Lars Larsen ist im Alter von 71 Jahren gestorben. Der Gründer des Dänischen Bettenlagers war für seine TV-Werbespots in ganz Dänemark bekannt.

Viele Dänen kennen seine Werbespots aus den Achzigerjahren: Lars Larsen
Henning Bagger/Ritzau Scanpix / AP

Viele Dänen kennen seine Werbespots aus den Achzigerjahren: Lars Larsen


Der dänische Unternehmer Lars Larsen starb am Montagmorgen im Alter von 71 Jahren im Beisein seiner engsten Familie in seinem Haus in der Nähe von Silkeborg. Das teilte die Jysk-Gruppe mit, zu der das Dänische Bettenlager gehört. Larsen hatte die Möbelhauskette gegründet.

"Heute haben wir unseren Vater, Ehemann, Großvater verloren und Dänemark einen herausragenden Unternehmer. Er wird uns allen sehr fehlen", sagte Larsens Sohn, Jacob Brunsborg, laut Mitteilung. Brunsborg hatte im Juni den Vorstandsvorsitz der Lars-Larsen-Gruppe von seinem Vater übernommen, nachdem bei diesem Leberkrebs diagnostiziert worden war.

Larsen eröffnete 1979 im dänischen Aarhus sein erstes Jysk Sengetøjslager ("Jütländisches Bettenlager").

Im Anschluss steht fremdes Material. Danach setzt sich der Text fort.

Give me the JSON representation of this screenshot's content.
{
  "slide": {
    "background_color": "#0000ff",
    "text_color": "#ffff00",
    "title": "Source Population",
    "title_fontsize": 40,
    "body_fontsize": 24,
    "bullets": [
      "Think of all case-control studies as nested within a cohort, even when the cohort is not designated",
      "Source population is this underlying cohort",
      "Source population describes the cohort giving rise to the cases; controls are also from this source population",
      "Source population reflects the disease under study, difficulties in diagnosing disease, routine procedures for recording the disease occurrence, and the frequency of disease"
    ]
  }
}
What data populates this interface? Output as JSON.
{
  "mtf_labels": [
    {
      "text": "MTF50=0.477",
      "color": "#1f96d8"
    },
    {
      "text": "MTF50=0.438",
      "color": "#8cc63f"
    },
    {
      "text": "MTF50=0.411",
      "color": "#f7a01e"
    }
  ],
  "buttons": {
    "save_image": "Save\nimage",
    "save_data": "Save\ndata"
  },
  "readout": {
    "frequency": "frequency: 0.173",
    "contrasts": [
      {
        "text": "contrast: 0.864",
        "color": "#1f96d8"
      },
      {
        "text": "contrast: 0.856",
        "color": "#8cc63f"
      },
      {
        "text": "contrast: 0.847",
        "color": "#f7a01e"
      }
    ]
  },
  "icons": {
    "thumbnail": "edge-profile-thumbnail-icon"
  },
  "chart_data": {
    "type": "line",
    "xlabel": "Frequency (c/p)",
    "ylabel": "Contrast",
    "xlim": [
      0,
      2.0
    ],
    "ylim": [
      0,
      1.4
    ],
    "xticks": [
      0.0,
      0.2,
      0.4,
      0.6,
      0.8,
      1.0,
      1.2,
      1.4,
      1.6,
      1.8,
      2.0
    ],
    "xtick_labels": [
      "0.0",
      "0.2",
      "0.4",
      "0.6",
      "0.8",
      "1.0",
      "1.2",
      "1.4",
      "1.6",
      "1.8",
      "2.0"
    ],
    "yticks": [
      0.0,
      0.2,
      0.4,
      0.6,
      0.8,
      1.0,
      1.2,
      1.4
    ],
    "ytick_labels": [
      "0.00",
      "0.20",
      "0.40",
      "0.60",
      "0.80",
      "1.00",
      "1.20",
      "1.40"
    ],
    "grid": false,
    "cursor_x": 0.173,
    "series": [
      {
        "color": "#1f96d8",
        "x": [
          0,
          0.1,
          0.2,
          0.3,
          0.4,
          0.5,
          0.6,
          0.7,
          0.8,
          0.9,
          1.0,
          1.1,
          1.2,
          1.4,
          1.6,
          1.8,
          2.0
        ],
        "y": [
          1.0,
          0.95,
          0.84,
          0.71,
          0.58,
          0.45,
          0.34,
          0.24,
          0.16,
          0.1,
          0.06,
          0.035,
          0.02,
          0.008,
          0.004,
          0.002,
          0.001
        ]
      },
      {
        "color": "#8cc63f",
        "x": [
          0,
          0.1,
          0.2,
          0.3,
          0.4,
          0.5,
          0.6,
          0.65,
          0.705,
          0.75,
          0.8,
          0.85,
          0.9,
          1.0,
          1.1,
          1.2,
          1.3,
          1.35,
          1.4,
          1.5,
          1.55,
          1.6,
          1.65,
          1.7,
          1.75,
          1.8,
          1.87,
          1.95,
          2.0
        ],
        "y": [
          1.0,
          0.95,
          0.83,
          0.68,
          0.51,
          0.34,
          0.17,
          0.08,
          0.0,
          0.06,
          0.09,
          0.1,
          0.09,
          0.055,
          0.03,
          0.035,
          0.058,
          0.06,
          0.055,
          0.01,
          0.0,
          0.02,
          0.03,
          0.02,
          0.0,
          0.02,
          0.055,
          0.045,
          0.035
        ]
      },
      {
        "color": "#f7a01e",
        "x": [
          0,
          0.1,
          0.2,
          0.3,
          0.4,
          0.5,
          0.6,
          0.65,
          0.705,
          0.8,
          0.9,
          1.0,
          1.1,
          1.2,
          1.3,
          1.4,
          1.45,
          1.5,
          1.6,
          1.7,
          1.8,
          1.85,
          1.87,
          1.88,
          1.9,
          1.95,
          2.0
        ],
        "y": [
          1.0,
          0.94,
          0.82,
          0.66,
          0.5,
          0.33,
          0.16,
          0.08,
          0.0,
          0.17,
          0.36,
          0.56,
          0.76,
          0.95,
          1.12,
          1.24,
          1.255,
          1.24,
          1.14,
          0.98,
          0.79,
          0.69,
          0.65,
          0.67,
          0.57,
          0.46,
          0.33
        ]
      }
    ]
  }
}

Als er expandierte, gab Larsen seinen Geschäften Namen in der jeweiligen Landessprache. Später schaffte er aber selbst in Dänemark das Wort "Sengetøjslager" (Bettensachenlager) ab. Dort heißt die Kette seit langem nur noch "Jysk" (Jütländisch). 1984 erfolgte die Expansion nach Deutschland, wo unter dem Namen Dänisches Bettenlager in Flensburg die erste deutsche Filiale eröffnete.

Larsen war in Dänemark für seine authentischen Werbespots bekannt, in denen er selbst seine Produkte bewarb, dabei sprach er stets mit jütländischem Dialekt. 1987 wurde ein erster Werbeclip mit ihm in der Hauptrolle veröffentlicht:

Die Lars-Larsen-Gruppe ist heute aber in verschiedenen Geschäftsbereichen tätig - darunter Möbel, Golfausrüstung, Restaurants sowie Hotels. Die Firmen der Gruppe erwirtschaften nach Unternehmensangaben zusammen einen Umsatz von rund 4,25 Milliarden Euro pro Jahr. Das Privatvermögen von Larsen wurde vom US-Wirtschaftsmagazin "Forbes" zuletzt auf rund 4,4 Milliarden Euro geschätzt.